O sin! Oh sorrow! and oh womankind!

How can you do such things and keep your fame,

Unless this world, and t' other too, be blind?

Nothing so dear as an unfilch'd good name!

But to proceed—for there is more behind:

With much heartfelt reluctance be it said,

Young Juan slipp'd half-smother'd, from the bed.

He had been hid—I don't pretend to say

How, nor can I indeed describe the where—

Young, slender, and pack'd easily, he lay,

No doubt, in little compass, round or square;

But pity him I neither must nor may

His suffocation by that pretty pair;

'T were better, sure, to die so, than be shut

With maudlin Clarence in his Malmsey butt.

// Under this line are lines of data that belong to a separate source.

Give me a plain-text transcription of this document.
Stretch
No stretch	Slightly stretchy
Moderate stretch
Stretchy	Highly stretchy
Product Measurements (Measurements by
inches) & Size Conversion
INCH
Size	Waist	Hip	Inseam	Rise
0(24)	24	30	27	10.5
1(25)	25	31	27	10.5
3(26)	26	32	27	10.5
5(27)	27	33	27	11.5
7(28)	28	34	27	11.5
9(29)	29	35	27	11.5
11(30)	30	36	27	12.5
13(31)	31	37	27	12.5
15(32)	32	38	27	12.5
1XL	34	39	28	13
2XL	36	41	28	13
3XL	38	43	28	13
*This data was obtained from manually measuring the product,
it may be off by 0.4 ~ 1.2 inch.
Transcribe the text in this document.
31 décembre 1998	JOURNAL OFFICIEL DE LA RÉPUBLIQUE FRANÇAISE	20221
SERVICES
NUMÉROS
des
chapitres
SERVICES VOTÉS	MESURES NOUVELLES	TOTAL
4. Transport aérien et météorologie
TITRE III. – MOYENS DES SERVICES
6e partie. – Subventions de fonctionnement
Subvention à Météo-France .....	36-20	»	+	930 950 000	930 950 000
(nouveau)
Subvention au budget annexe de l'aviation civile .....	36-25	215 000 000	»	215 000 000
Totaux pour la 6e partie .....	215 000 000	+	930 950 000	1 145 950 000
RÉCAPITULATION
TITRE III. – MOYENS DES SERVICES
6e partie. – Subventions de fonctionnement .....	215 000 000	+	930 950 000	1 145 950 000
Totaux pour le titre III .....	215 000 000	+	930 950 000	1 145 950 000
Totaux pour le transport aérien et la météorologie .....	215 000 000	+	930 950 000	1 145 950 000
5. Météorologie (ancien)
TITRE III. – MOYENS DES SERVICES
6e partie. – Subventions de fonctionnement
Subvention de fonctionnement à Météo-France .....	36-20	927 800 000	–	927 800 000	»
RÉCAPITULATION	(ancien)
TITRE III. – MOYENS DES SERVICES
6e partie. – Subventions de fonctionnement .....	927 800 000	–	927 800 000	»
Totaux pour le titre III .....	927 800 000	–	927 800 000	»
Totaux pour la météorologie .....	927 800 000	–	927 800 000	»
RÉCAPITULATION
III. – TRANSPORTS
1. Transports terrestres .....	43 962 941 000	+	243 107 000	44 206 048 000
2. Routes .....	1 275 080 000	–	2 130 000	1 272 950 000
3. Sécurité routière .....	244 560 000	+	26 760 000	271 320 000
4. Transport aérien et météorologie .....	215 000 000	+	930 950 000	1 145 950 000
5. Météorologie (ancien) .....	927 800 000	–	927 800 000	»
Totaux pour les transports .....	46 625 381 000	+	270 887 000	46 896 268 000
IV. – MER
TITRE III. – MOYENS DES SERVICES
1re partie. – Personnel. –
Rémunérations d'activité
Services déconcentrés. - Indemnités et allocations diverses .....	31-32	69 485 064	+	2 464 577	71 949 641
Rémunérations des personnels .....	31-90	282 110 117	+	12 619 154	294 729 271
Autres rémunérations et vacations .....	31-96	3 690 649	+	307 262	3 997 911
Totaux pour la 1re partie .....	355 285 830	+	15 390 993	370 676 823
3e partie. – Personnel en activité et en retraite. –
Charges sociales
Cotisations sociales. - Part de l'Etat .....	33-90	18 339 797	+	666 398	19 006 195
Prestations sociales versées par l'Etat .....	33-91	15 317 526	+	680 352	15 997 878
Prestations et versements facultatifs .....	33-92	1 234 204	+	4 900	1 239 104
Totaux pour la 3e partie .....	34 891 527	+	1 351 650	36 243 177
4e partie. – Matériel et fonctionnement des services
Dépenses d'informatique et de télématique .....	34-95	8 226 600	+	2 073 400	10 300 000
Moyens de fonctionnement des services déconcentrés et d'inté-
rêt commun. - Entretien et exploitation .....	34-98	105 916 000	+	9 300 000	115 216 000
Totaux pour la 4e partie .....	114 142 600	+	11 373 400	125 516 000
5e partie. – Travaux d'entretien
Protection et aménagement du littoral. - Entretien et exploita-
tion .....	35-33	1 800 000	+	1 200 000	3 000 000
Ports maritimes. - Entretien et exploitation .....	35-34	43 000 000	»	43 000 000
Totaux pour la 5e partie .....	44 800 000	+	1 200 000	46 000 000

And, secondly, I pity not, because

He had no business to commit a sin,

Forbid by heavenly, fined by human laws,

At least 't was rather early to begin;

But at sixteen the conscience rarely gnaws

So much as when we call our old debts in

At sixty years, and draw the accompts of evil,

And find a deuced balance with the devil.

Of his position I can give no notion:

'T is written in the Hebrew Chronicle,

How the physicians, leaving pill and potion,

Prescribed, by way of blister, a young belle,

When old King David's blood grew dull in motion,

And that the medicine answer'd very well;

Perhaps 't was in a different way applied,

For David lived, but Juan nearly died.

What 's to be done? Alfonso will be back

The moment he has sent his fools away.